Na verdade quando chegaram a descrever o catálogo dos doze apóstolos, calando o nome de Levi, chamaram-no abertamente de Mateus. Mas, já que está escrito que "o justo é o primeiro a se acusar, então vem seu amigo e o investiga" (Prov 18, 17 vulg.), [Mateus] chama a si mesmo com o nome conhecido, quando narra a vocação da mesa de impostos. E também na lista dos apóstolos, com um acréscimo, chama a si mesmo de publicano. "Tomé – diz – e Mateus o publicano" (Mt 10, 3), porque desta maneira transmite uma maior confiança de os publicanos e pecadores alcançarem a salvação. Esta fórmula de ensino também foi seguida por Paulo ao dizer: "Jesus Cristo veio a este mundo para salvar os pecadores, dos quais sou eu o primeiro. Se encontrei misericórdia, foi para que em mim primeiro Jesus Cristo manifestasse toda a sua magnanimidade e eu servisse de exemplo para todos os que, a seguir, nele crerem, para a vida eterna" (1 Tim 1, 15-16).

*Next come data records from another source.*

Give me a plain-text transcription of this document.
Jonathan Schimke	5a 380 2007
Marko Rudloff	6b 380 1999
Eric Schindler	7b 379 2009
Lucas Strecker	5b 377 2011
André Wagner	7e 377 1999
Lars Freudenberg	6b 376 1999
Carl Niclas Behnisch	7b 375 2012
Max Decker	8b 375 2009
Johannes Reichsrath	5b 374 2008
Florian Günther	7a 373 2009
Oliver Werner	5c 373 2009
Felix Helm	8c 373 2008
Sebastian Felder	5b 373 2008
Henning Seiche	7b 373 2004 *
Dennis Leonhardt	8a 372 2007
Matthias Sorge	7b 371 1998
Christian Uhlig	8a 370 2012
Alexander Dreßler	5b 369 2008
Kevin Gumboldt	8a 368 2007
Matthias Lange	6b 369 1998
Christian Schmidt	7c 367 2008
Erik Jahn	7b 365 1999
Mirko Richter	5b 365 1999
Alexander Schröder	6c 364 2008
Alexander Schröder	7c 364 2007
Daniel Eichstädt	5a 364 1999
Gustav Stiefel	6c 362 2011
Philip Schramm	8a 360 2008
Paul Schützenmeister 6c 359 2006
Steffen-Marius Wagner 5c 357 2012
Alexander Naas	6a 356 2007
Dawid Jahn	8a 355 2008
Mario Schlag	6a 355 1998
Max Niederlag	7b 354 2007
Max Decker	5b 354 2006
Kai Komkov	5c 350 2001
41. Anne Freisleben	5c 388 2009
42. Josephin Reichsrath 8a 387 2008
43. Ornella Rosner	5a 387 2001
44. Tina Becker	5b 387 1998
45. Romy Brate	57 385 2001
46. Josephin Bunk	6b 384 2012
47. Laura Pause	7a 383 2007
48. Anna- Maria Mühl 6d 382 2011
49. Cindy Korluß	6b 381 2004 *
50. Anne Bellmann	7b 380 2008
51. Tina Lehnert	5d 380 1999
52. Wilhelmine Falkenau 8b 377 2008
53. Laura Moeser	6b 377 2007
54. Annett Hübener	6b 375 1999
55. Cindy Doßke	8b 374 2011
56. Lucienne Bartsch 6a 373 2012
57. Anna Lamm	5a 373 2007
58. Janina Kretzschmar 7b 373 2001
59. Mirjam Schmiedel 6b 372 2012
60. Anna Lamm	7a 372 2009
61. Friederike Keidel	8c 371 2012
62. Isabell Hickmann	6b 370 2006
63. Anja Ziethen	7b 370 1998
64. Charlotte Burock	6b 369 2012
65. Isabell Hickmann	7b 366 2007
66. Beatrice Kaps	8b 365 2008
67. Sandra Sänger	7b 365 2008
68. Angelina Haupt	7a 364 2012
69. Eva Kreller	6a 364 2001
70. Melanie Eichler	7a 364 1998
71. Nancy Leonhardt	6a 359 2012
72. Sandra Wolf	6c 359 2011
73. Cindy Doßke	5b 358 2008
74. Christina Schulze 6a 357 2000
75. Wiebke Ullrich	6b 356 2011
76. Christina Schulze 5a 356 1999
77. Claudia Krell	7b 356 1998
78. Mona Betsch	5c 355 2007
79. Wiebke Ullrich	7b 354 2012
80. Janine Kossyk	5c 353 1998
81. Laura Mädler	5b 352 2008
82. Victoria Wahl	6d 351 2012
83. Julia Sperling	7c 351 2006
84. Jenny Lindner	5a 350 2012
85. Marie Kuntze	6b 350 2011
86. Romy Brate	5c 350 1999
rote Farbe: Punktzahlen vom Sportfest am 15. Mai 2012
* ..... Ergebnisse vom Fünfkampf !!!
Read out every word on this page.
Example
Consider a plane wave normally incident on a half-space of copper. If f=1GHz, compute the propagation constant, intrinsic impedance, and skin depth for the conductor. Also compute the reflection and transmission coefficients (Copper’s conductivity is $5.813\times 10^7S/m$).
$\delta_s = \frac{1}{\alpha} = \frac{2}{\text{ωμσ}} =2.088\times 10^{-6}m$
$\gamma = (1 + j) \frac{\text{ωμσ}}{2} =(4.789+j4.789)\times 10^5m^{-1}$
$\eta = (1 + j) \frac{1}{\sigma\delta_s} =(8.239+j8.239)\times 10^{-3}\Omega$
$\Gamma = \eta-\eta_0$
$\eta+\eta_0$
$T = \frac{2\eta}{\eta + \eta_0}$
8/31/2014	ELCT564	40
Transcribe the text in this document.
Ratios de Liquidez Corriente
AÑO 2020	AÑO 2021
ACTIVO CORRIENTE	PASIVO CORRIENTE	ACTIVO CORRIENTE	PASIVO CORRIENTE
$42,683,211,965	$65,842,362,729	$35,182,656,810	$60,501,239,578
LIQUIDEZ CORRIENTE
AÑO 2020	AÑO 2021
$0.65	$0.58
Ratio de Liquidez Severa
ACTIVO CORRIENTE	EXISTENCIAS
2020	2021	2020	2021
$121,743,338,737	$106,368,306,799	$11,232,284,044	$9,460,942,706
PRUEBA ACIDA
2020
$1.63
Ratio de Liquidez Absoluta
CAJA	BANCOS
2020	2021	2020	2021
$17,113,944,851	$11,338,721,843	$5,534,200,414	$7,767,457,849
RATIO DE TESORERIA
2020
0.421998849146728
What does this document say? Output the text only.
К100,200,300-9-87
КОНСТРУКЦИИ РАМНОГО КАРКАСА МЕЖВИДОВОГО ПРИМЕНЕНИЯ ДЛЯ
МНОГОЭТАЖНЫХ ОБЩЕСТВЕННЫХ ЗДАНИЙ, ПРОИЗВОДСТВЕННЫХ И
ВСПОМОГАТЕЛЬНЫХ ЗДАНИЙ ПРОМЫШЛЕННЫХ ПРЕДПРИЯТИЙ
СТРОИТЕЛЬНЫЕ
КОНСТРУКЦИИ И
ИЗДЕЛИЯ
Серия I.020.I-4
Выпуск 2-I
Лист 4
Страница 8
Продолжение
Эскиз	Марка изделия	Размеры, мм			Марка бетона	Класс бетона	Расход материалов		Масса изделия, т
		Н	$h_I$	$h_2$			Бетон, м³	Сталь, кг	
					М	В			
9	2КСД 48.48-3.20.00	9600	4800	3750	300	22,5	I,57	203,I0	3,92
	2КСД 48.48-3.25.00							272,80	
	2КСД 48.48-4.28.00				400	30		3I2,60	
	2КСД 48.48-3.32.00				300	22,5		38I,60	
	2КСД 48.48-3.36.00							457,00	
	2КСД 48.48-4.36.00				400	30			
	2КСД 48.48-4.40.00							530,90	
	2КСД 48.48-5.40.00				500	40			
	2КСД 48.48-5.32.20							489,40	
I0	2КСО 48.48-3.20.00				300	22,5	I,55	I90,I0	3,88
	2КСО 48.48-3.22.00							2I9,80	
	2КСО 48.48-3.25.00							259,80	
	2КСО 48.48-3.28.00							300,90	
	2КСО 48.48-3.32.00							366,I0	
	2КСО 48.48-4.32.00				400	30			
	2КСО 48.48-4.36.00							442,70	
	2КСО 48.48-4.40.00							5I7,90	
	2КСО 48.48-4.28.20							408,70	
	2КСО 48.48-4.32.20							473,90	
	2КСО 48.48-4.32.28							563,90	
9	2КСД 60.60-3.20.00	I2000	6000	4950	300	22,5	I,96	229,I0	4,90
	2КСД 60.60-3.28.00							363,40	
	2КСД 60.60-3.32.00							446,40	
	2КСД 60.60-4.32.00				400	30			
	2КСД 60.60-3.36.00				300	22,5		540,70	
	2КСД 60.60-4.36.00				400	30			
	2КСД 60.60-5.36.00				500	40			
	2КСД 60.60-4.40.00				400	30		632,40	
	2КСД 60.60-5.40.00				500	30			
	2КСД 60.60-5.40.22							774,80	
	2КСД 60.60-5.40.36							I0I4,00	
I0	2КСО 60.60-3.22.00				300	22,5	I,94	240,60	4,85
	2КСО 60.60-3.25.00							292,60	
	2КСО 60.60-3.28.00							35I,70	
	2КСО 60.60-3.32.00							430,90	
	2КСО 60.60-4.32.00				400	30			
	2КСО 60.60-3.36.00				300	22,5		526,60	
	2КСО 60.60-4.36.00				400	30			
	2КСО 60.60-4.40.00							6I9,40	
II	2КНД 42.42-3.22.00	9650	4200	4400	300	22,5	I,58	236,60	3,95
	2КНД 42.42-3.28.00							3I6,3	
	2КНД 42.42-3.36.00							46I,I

Assim, Jesus viu o publicano e, porque viu para dele ter misericórdia e para o eleger, disse-lhe: "segue-me". Disse "segue-me" para que o imitasse. Disse "segue-me" não tanto para uma atitude dos pés, quanto para a atuação da moral. Quem diz que permanece em Cristo, deve caminhar como ele também caminhou: ou seja, não ambicionar as coisas terrenas, não buscar o lucro passageiro, fugir das honras, desprezar o mundo, tudo abraça de boa vontade para a glória do céu, a todos ser útil, amar, não infligir injúrias a ninguém, e sofrer pacientemente as que lhe foram dirigidas, assim como suplicar o perdão do Senhor para os acusadores, nunca procurar a sua glória, mas sempre a do criador e quanto puder crescer no amor das coisas do alto. É agindo assim que se seguem os passos de Cristo.
São Beda, o Venerável, "Homilia 30 In nat. S. Matthæi. Legimus, Apostolo", in: The Complete Works of Venerable Bede. Homilies. vol. 5, London, 1843, p. 220-221.